Toddlers run around the compound with thick paste of yesterday’s soup plastered on their bare bellies. No one cares about wearing sandals, not even under the looming threat of human ‘landmines.’ Teenage girls and boys eat from fresh sunflower shells with the white contents of the oily raw seeds foaming on their mouths.

A truly Karimojong lifestyle comes to life in Atedeoi, where people still cherish their indigenous ways of life and where the trappings of modernity do not hold sway.

Old men, women, youth and children live as one community. The boys go out with their fathers in the morning to graze cattle; the girls remain home to help their mothers attend to the granaries, grind sorghum on the grinding stone and prepare food.

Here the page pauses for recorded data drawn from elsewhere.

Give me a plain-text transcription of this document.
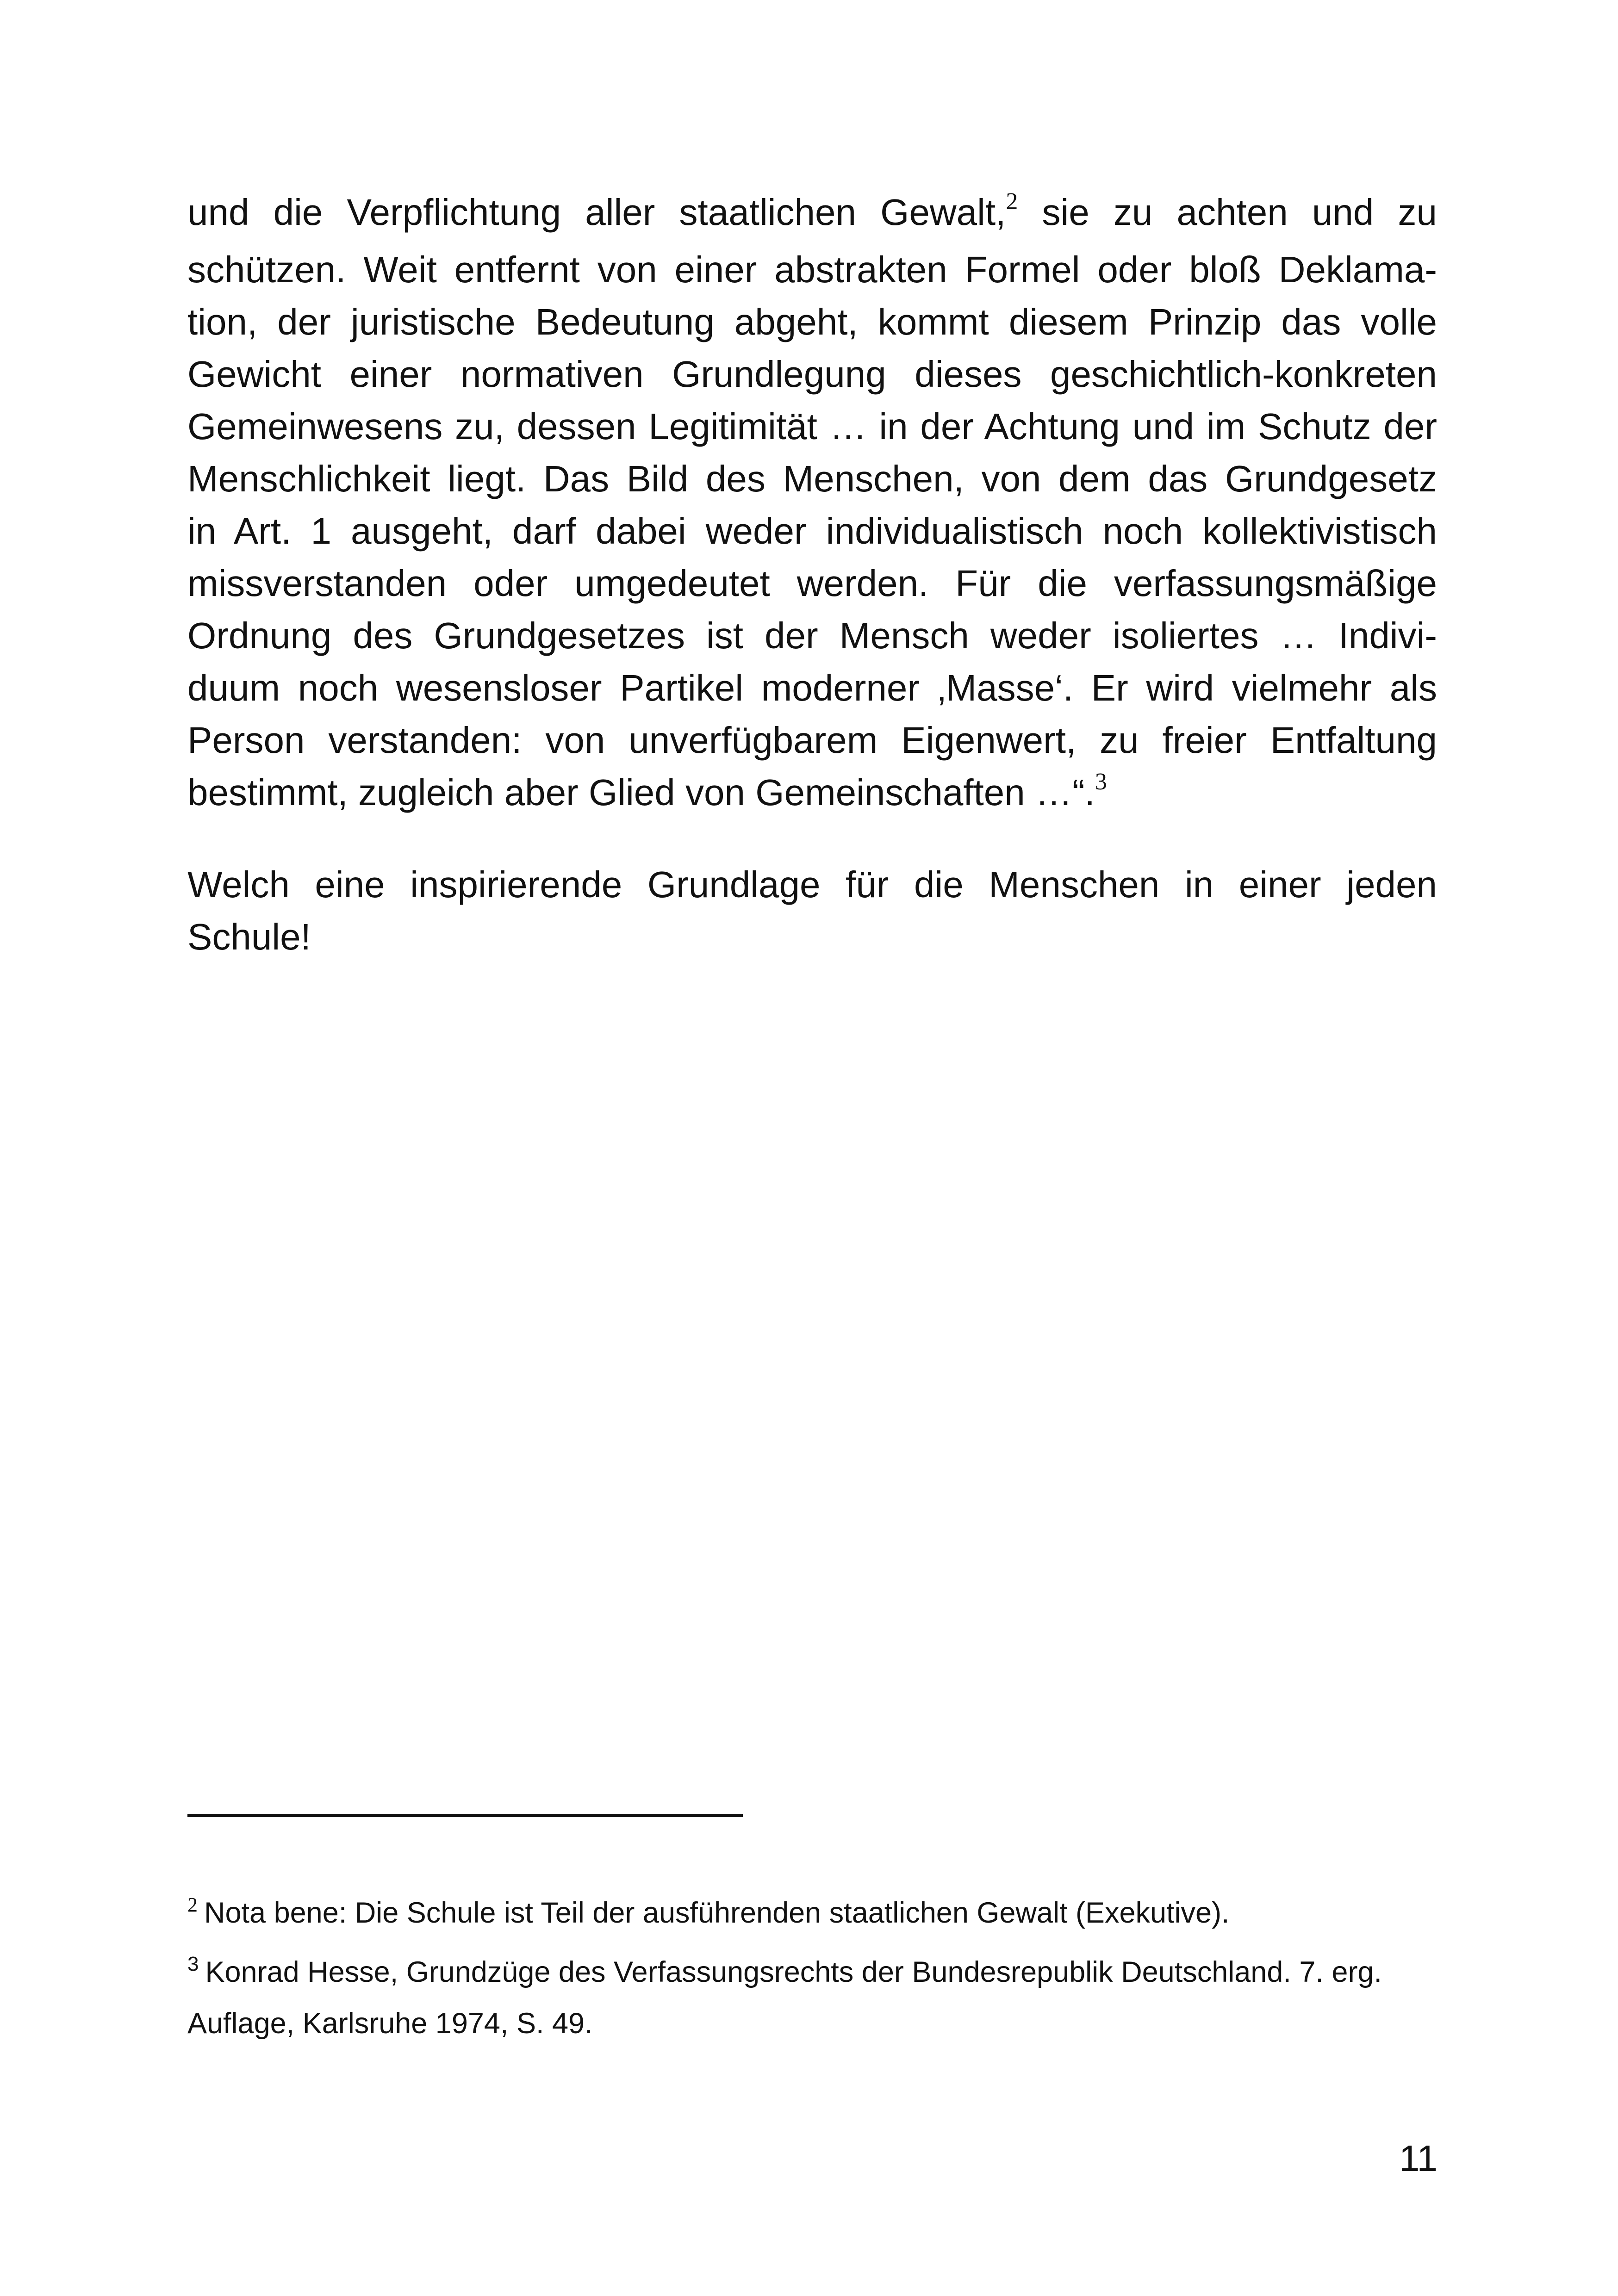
und die Verpflichtung aller staatlichen Gewalt,$^2$ sie zu achten und zu
schützen. Weit entfernt von einer abstrakten Formel oder bloß Deklama-
tion, der juristische Bedeutung abgeht, kommt diesem Prinzip das volle
Gewicht einer normativen Grundlegung dieses geschichtlich-konkreten
Gemeinwesens zu, dessen Legitimität … in der Achtung und im Schutz der
Menschlichkeit liegt. Das Bild des Menschen, von dem das Grundgesetz
in Art. 1 ausgeht, darf dabei weder individualistisch noch kollektivistisch
missverstanden oder umgedeutet werden. Für die verfassungsmäßige
Ordnung des Grundgesetzes ist der Mensch weder isoliertes … Indivi-
duum noch wesensloser Partikel moderner ‚Masse‘. Er wird vielmehr als
Person verstanden: von unverfügbarem Eigenwert, zu freier Entfaltung
bestimmt, zugleich aber Glied von Gemeinschaften …“.$^3$

Welch eine inspirierende Grundlage für die Menschen in einer jeden
Schule!

$^2$ Nota bene: Die Schule ist Teil der ausführenden staatlichen Gewalt (Exekutive).

$^3$ Konrad Hesse, Grundzüge des Verfassungsrechts der Bundesrepublik Deutschland. 7. erg.
Auflage, Karlsruhe 1974, S. 49.

11
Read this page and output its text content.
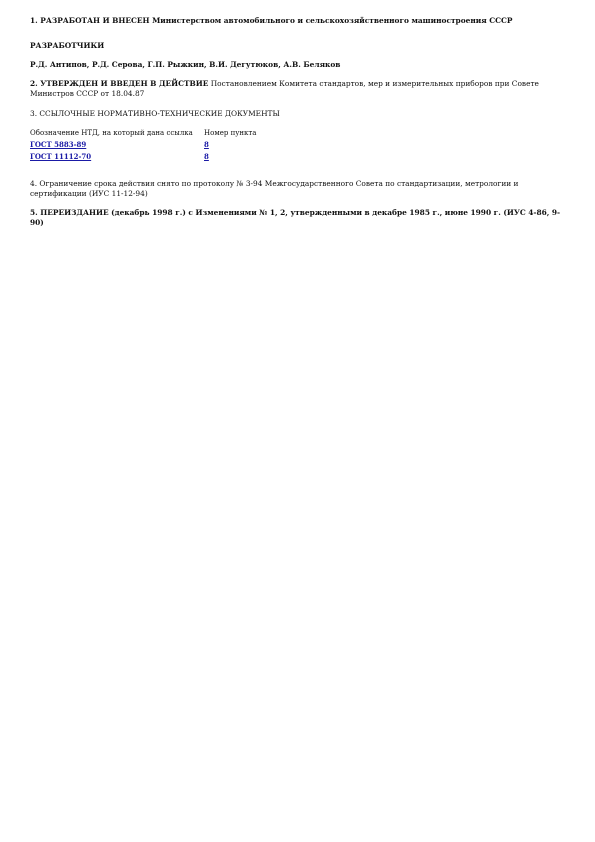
1. РАЗРАБОТАН И ВНЕСЕН Министерством автомобильного и сельскохозяйственного машиностроения СССР

РАЗРАБОТЧИКИ

Р.Д. Антипов, Р.Д. Серова, Г.П. Рыжкин, В.И. Дегутюков, А.В. Беляков

2. УТВЕРЖДЕН И ВВЕДЕН В ДЕЙСТВИЕ Постановлением Комитета стандартов, мер и измерительных приборов при Совете Министров СССР от 18.04.87

3. ССЫЛОЧНЫЕ НОРМАТИВНО-ТЕХНИЧЕСКИЕ ДОКУМЕНТЫ

Обозначение НТД, на который дана ссылка	Номер пункта
ГОСТ 5883-89	8
ГОСТ 11112-70	8

4. Ограничение срока действия снято по протоколу № 3-94 Межгосударственного Совета по стандартизации, метрологии и сертификации (ИУС 11-12-94)

5. ПЕРЕИЗДАНИЕ (декабрь 1998 г.) с Изменениями № 1, 2, утвержденными в декабре 1985 г., июне 1990 г. (ИУС 4-86, 9-90)
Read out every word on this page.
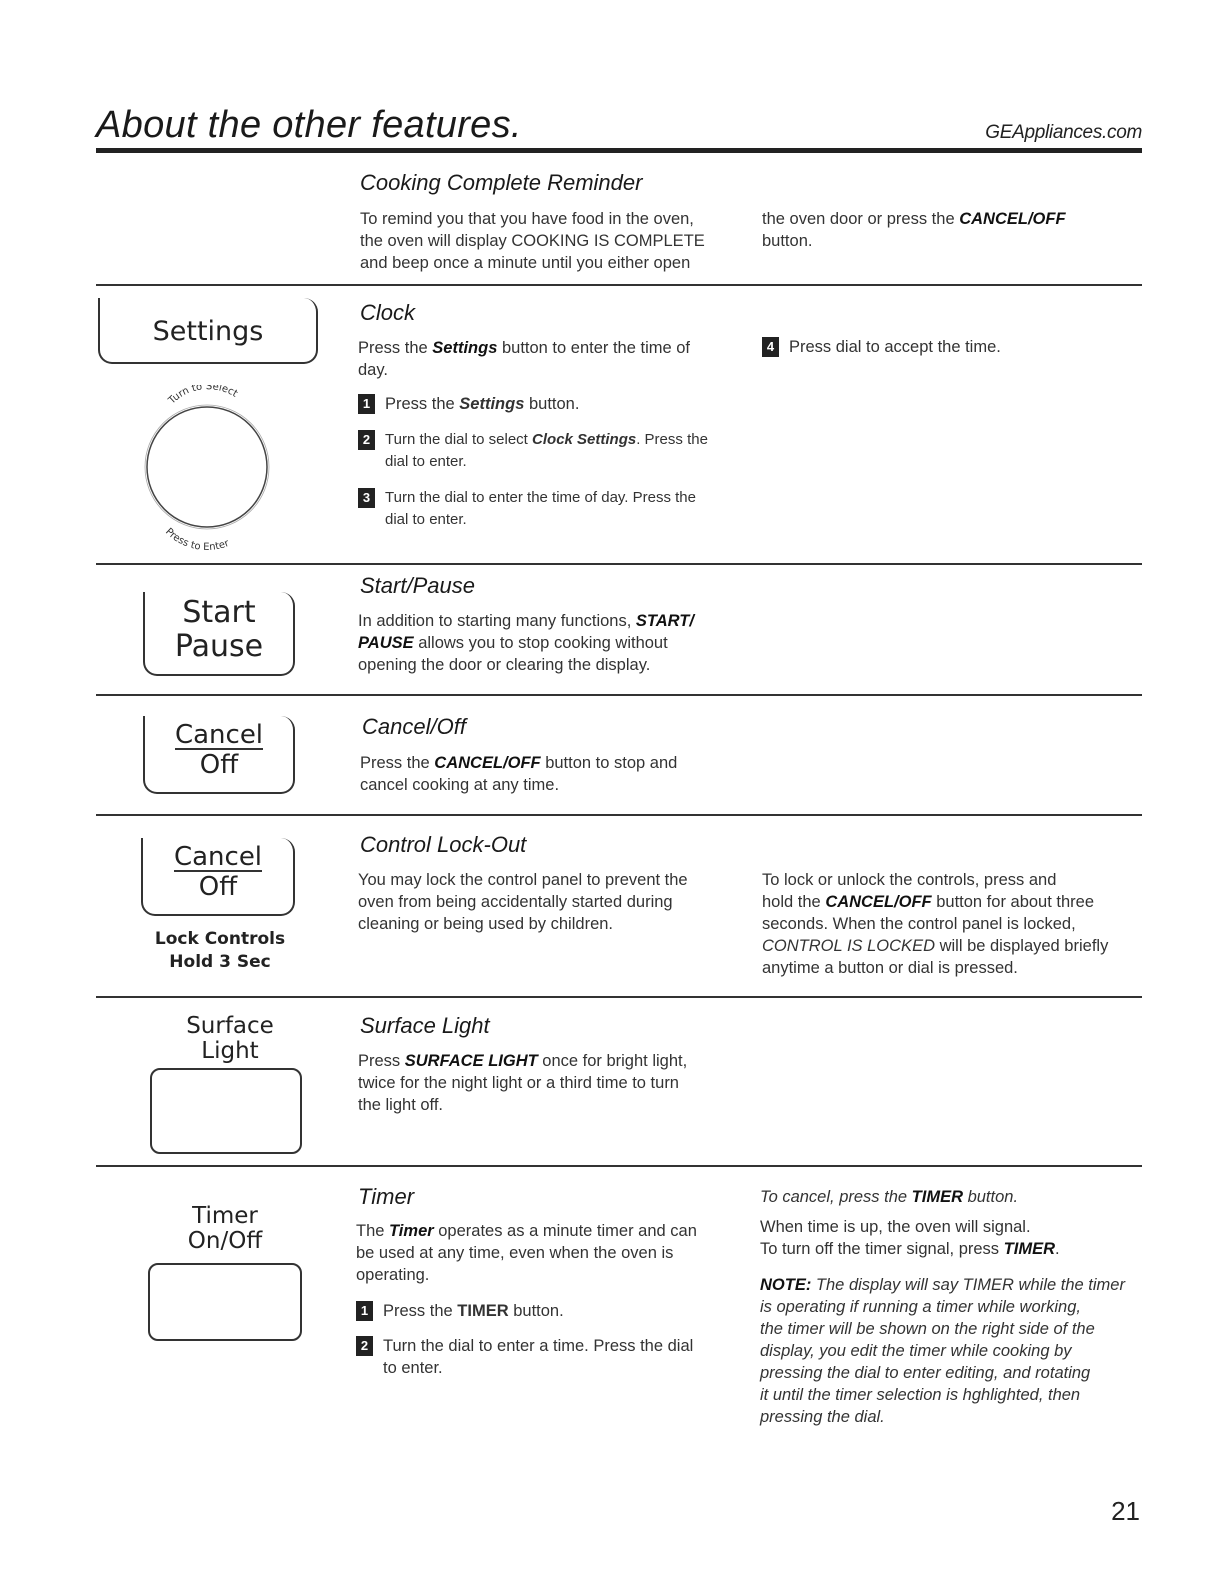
About the other features.	GEAppliances.com
Cooking Complete Reminder
To remind you that you have food in the oven,
the oven will display COOKING IS COMPLETE
and beep once a minute until you either open
the oven door or press the CANCEL/OFF
button.
Settings
Turn to Select
Press to Enter
Clock
Press the Settings button to enter the time of
day.
1 Press the Settings button.
2 Turn the dial to select Clock Settings. Press the
dial to enter.
3 Turn the dial to enter the time of day. Press the
dial to enter.
4 Press dial to accept the time.
Start
Pause
Start/Pause
In addition to starting many functions, START/
PAUSE allows you to stop cooking without
opening the door or clearing the display.
Cancel
Off
Cancel/Off
Press the CANCEL/OFF button to stop and
cancel cooking at any time.
Cancel
Off
Lock Controls
Hold 3 Sec
Control Lock-Out
You may lock the control panel to prevent the
oven from being accidentally started during
cleaning or being used by children.
To lock or unlock the controls, press and
hold the CANCEL/OFF button for about three
seconds. When the control panel is locked,
CONTROL IS LOCKED will be displayed briefly
anytime a button or dial is pressed.
Surface
Light
Surface Light
Press SURFACE LIGHT once for bright light,
twice for the night light or a third time to turn
the light off.
Timer
On/Off
Timer
The Timer operates as a minute timer and can
be used at any time, even when the oven is
operating.
1 Press the TIMER button.
2 Turn the dial to enter a time. Press the dial
to enter.
To cancel, press the TIMER button.
When time is up, the oven will signal.
To turn off the timer signal, press TIMER.
NOTE: The display will say TIMER while the timer
is operating if running a timer while working,
the timer will be shown on the right side of the
display, you edit the timer while cooking by
pressing the dial to enter editing, and rotating
it until the timer selection is hghlighted, then
pressing the dial.
21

We entered an elderly woman’s house; her name is Longok Arupe. We squeezed our way into the pitch dark room. It is a hollow tiny place with  a fire place and a stash of rugs, which act as Arupe’s beddings. “I live here alone,” Arupe told us,

“My husband left me to find young girls.” She now depends on the yields from the field and the milk from the community cattle. Arupe agrees that it is the young girls’ turn now to be nice and pretty.

You see them playfully, seductively dancing away to attract prospective male admirers around the manyatta. Soon they will be married; soon they will start their own families. And life in Karamoja, in Moroto, in Atedeoi will go on.